A ruling at the United States District Court for the Southern District of New York has awarded Bank of China-owned lessor BOC Aviation USD406.2 million at the expense of Russia’s AirBridgeCargo (RU, Ulyanovsk Vostochny) for lapsed lease payments since the February 2022 invasion of Ukraine.

In a 57-page decision seen by Reuters, US District Judge Lewis Liman found the defendant and its parent company, Amsterdam Schiphol-based Volga-Dnepr Logistics BV, liable, after international sanctions that followed the invasion left the plaintiff, BOC Aviation, unable to reclaim three of its Boeing freighters.

Liman said the lessor had proven that the Russian government had effectively seized the aircraft by keeping them from being used outside Russia, “save perhaps to areas in Ukraine or for the purposes of the war.” This undermined the ability of BOC Aviation to execute its right to reclaim possession.

The judge rejected the Russian carrier’s defence that neither side could have foreseen the circumstances, and he dismissed the argument that it was impossible to ground the planes outside Russia because Moscow had ordered them to be flown back.

BOC Aviation said it was able to recover one B747-8(F) and two of its four engines, while the two other jets of the same type and two engines remain in Russia. As ch-aviation previously reported, B747-8F VQ-BFE (msn 60118) which BOC had leased to AirBridgeCargo returned to the United States in March 2022 after the lessor won an order by a US court to repossess it.

BOC Aviation said at the time that AirBridgeCargo had breached lease agreements for two other B747s, VQ-BFU (msn 60117) and VP-BIN (msn 60119), when it ignored instructions from the lessor to ground them in China, instead flying them to Moscow even after the airworthiness certificate of one of them had been suspended. Both are now stored at Moscow Sheremetyevo, the ch-aviation fleets module shows.

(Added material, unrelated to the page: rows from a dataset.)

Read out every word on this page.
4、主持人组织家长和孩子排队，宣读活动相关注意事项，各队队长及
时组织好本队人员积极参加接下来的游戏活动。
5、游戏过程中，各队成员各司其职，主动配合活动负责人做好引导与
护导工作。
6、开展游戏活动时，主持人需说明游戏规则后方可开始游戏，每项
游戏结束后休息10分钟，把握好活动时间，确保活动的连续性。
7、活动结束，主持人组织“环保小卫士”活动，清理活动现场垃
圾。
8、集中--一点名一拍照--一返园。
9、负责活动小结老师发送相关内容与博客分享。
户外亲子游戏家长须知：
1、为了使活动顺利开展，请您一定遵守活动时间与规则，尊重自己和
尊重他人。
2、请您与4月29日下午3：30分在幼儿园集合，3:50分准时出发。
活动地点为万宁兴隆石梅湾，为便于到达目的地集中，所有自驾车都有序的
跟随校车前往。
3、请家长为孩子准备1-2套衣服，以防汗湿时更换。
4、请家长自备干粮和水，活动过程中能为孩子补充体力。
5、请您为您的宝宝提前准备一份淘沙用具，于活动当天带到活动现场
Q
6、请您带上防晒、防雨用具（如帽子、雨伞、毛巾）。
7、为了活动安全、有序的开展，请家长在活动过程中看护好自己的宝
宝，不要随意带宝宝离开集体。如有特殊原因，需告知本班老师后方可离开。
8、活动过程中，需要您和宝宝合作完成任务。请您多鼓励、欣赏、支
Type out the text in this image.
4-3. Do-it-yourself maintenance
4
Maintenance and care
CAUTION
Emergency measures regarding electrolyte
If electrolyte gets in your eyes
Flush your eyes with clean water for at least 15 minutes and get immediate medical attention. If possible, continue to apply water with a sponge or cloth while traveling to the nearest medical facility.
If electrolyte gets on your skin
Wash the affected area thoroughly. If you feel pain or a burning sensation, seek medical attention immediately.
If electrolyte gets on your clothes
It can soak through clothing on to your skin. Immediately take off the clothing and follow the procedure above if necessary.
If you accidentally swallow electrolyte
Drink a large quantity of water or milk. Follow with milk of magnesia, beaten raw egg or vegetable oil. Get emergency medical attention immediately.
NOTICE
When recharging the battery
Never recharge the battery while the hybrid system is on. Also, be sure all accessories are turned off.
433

According to ch-aviation fleets data, AirBridgeCargo’s fleet consists of sixteen aircraft, namely twelve B747-8(F)s, three B747-400ERFs, and one B777-200F, but all are currently inactive. Late last month, sources close to its parent, Volga-Dnepr Group, told the Russian broadcaster RBK TV that AirBridgeCargo now aims to resume flight operations using Russian-made Il-96-400s instead of its fleet of Boeing jets.

Liman’s ruling came after a one-day non-jury trial held on April 3, the case being BOC Aviation Ltd v AirBridgeCargo Airlines LLC et al, No. 22-02070.